Peterson, D.E., Bensadoun, R.J., & Roila, F. (2011). Management of oral and gastrointestinal mucositis: ESMO Clinical Practice Guidelines. Annals of Oncology, 22(Suppl 6), vi78–vi84.

DOI Link

Purpose & Patient Population

To summarize the oral and gastrointestinal mucositis guidelines developed by the Mucositis Study Group of Multinational Association of Supportive Care in Cancer (MASCC)/International Society of Oral Oncology (ISOO) for patients receiving high-dose chemotherapy, standard-dose chemotherapy, radiation therapy, and combination chemotherapy/radiation therapy

Type of Resource/Evidence-Based Process

The resource type is guidelines. The process of development was not explained.

Phase of Care and Clinical Applications

Patients were undergoing the active treatment phase of care.

This study has clinical applicability for the following.

  • High-dose (HD) head and neck radiation
  • Hematopoietic stem cell transplant (HSCT)
  • Standard multicycle chemotherapy
     

Guidelines & Recommendations

This report contains few changes compared to previous versions published in 2008 and 2010. The oral mucositis (OM) guidelines are as follows.

  • Basic oral care and good clinical practice
    • ​Multidisciplinary development and evaluation of oral care protocols that include frequent use of nonmedicated oral rinses (e.g., saline mouth rinses 4–6 times per day) is recommended. Patient and staff education in the use of such protocols is recommended.
    • Alcohol-based mouth rinses should be avoided.
    • Interdisciplinary development of systemic oral care protocols is suggested. The protocol should include the use of a soft toothbrush that is replaced on a regular basis.
    • Patient-controlled analgesia with morphine is recommended as the treatment of choice for OM pain in patients undergoing HSCT. Regular oral pain assessment using validated instruments for self-reporting is essential.
    • All patients should be screened for nutritional risk, and early enteral nutrition should be started if patients cannot swallow.
    • Topical anesthesia can provide short-term pain relief for OM on an empiric basis.
  • ​Prevention of OM associated with radiotherapy (RT)
    • ​Use of midline radiation blocks and three-dimensional RT to reduce mucosal injury is recommended.
    • Benzydamine oral rinse for prevention of radiation-induced mucositis in patients with head and neck cancer receiving moderate-dose RT is recommended. (This is not available in the United States.) 
    • Chlorhexidine is not recommended for patients with head and neck cancer.
    • Antimicrobial lozenges are not recommended
  • ​Prevention of OM for patients receiving standard-dose (SD) chemotherapy
    • ​Oral cryotherapy recommended for prevention of OM in patients receiving bolus 5-FU and reduction of OM with bolus edatrexate.
    • Including granulocyte-colony stimulating factor (G-CSF) in Taxotere®, Adriamycin, cyclophosphamide (TAC) breast cancer regimens has been associated with significant reduction in toxicities, including OM.
    • IV acyclovir and its analogs are not recommended to prevent OM in SD chemotherapy. However, antivirals may be indicated to treat viral infections that may coexist with OM.
    • IV palifermin in solid tumors needs additional research.
  • Prevention of OM in patients receiving HD chemotherapy with or without total body irradiation (TBI) plus HSCT
    • Palifermin is recommended.
    • Oral cryotherapy is recommended with HD melphalan.
    • Topical pentoxifylline is not recommended.
    • Granulocyte macrophage-colony stimulating factor (GM-CSF) mouthwashes are not suggested.
    • Low-level laser therapy (LLLT) is suggested to reduce OM and pain associated with OM, if available.
  • Treatment of OM associated with RT
    • Oral sucralfate is not recommended.
  • Treatment of OM with SD chemotherapy
    • Chlorhexidine oral rinses are not recommended.
    • Approved devices for OM, including Gelclair®, CaphasolTM, and Biotene®, have a limited research evidence base but are safe and may offer some benefit for some patients.

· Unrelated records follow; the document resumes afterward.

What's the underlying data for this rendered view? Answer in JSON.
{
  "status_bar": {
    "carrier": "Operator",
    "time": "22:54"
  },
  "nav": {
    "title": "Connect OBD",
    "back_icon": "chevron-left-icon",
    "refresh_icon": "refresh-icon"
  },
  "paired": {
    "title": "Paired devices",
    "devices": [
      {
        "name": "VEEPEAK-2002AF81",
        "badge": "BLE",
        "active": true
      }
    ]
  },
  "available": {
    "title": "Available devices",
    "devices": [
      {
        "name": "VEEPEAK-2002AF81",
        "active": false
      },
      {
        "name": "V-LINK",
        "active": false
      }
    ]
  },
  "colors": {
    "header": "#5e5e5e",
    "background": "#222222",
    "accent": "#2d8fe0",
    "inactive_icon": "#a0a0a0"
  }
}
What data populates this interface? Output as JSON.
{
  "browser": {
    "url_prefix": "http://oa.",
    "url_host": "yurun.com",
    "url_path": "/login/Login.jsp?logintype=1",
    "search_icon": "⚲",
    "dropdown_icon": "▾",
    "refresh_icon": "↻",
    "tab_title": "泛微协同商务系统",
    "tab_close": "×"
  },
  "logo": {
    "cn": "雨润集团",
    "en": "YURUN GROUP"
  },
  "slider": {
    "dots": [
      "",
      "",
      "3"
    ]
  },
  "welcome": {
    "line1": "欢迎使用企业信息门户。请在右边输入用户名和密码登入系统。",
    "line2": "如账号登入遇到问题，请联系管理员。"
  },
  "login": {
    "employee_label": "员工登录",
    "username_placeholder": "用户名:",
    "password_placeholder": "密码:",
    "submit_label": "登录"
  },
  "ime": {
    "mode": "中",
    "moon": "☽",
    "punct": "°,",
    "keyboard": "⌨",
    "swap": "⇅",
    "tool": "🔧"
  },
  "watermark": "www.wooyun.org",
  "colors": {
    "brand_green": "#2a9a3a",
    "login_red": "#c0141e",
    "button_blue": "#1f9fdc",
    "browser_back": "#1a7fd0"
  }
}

Other recommendations are listed in the article for gastrointestinal mucositis prevention and treatment.

Nursing Implications

  • Few changes were made from previously published guidelines.
  • Revisions to these guidelines are expected in the next 2–5 years because of newer technology, better understanding of the clinical impact of OM, molecular pathobiology, and emerging targeted cancer therapy.
  • Oncology nurses should recommend evidence-based management for prevention and treatment of OM because some therapies may be expensive and have not been proven effective. For example, “magic mouthwash” continues to be prescribed without evidence to support its use.    
  • Consistent oral care with bland rinses continues to be recommended, is easy to use, and is inexpensive.